2. The method of claim 1, wherein the signals comprise weak signals.
3. The method of claim 1, wherein the signals comprise compressional waveforms, tool mode waveforms, borehole sonic or seismic data associated with shear wave splitting, or near surface reflections in surface seismic data.
4. The method of claim 1, further comprising estimating slowness of the identified signals.
5. The method of claim 4, further comprising producing a time slowness plot using the estimated slownesses.
6. The method of claim 1, further comprising filtering the waveform data.
7. The method of claim 1, wherein using the Sparsity Penalized Transform comprises using sparsity in the move-out dimension.
8. The method of claim 1, wherein representing waveform data using space time propagators comprising representing the waveform data as a superposition of time compact space time propagators.
9. A method, comprising:
processing waveform data using a processor to identify one more weak signals in the waveform data, the weak signals to be identified using a Sparsity Penalized Transform.
10. The method of claim 9, wherein the Sparsity Penalized Transform is to identify the weak signals using waveform data represented in the Discrete Radon Transform domain.
11. The method of claim 10, wherein the waveform data is represented using space time propagators.
12. The method of claim 11, wherein the representing the waveform data comprising representing the waveform data as a superposition of the space time propagators.
13. The method of claim 9, wherein processing the waveform data comprises processing the waveform data in substantially real time.
14. The method of claim 9, wherein using the Sparsity Penalized Transform comprises using sparsity in the move-out dimension.

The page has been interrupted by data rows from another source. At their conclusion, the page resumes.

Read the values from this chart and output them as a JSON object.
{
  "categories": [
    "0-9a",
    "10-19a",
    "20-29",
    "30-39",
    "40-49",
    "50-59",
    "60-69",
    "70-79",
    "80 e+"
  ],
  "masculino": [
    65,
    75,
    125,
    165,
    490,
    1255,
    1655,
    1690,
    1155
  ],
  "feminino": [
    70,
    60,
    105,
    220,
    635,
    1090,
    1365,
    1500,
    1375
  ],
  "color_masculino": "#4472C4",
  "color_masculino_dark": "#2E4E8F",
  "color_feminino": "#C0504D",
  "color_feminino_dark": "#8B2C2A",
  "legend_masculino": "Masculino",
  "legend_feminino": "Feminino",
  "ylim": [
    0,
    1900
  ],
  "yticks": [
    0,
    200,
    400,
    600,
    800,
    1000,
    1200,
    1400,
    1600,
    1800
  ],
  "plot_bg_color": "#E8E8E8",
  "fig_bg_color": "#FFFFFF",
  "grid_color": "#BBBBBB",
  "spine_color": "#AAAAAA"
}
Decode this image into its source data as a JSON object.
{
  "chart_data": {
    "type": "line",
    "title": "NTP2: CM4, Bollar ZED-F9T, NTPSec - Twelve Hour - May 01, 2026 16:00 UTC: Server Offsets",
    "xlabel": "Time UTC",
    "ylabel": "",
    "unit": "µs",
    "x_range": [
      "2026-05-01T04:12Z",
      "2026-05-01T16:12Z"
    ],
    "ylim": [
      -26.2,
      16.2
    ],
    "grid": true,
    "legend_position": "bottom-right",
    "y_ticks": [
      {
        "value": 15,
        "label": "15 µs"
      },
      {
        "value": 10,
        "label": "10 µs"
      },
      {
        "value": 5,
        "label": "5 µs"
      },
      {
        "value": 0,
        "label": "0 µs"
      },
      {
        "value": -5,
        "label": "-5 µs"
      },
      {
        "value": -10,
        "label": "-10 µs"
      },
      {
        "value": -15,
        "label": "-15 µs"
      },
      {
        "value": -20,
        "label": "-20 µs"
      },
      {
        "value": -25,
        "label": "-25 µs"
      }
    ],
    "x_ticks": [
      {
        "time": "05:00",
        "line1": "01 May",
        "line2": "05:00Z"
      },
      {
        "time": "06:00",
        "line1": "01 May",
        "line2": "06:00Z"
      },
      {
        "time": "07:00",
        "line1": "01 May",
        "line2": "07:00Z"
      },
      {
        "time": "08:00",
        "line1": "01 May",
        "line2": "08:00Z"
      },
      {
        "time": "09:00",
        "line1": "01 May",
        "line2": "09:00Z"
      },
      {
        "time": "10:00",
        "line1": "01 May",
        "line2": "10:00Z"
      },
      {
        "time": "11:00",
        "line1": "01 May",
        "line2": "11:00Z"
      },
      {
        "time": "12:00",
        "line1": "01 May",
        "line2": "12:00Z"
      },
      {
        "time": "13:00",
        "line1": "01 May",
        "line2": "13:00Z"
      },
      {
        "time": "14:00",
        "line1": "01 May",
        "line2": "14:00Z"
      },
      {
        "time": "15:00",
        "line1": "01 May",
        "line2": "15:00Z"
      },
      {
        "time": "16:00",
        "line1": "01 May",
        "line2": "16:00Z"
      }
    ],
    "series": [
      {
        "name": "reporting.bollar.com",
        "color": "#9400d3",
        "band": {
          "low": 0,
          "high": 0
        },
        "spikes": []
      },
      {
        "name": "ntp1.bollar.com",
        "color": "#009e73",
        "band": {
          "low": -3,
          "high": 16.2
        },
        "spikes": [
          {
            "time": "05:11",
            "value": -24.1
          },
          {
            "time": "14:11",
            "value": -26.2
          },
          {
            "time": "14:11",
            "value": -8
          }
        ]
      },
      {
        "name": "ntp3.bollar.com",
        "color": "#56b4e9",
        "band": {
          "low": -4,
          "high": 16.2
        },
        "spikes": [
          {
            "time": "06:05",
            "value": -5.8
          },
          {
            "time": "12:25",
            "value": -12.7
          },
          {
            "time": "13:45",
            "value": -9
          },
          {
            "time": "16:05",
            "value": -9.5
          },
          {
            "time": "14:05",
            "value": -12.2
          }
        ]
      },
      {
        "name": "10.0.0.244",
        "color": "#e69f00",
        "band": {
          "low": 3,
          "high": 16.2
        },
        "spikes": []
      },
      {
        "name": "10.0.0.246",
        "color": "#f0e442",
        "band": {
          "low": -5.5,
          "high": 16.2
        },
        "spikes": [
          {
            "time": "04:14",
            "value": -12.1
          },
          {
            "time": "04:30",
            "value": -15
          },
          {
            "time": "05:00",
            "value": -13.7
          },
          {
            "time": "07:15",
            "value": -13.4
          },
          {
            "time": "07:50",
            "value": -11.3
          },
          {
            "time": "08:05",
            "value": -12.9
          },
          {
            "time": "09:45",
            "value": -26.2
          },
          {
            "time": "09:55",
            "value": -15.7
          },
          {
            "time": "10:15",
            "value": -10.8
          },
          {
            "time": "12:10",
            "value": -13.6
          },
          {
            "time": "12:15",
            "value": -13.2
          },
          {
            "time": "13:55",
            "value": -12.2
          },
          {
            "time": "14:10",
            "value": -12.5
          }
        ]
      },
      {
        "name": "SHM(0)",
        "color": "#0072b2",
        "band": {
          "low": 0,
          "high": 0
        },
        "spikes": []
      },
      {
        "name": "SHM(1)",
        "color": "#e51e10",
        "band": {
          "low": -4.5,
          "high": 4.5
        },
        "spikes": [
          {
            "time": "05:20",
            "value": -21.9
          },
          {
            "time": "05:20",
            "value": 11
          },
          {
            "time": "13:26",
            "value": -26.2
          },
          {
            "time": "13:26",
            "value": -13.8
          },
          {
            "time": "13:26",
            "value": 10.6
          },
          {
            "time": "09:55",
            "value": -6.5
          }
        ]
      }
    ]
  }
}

15. An apparatus, comprising,
one or more sources spaced from receivers, the one or more sources to transmit one or more signals and the receivers to receive at least a portion of the one or more signals; and
a processor to process waveform data to identify one or more weak signals in the waveform data, the waveform data associated with the one or more signals, the weak signals to be identified using a Sparsity Penalized Transform.
16. The apparatus of claim 15, wherein the processor is to identify the weak signals using waveform data represented in the Discrete Radon Transform domain.
17. The method of claim 15, wherein the waveform data is represented as a superposition of the space time propagators.
18. The apparatus of claim 15, wherein the processor is to generate a Radon map based on the processed waveform data.
19. The apparatus of claim 15, wherein the processor is to generate a time slowness plot based on the processed waveform data.
20. The apparatus of claim 15, wherein the processor is to estimate slowness of the weak signals.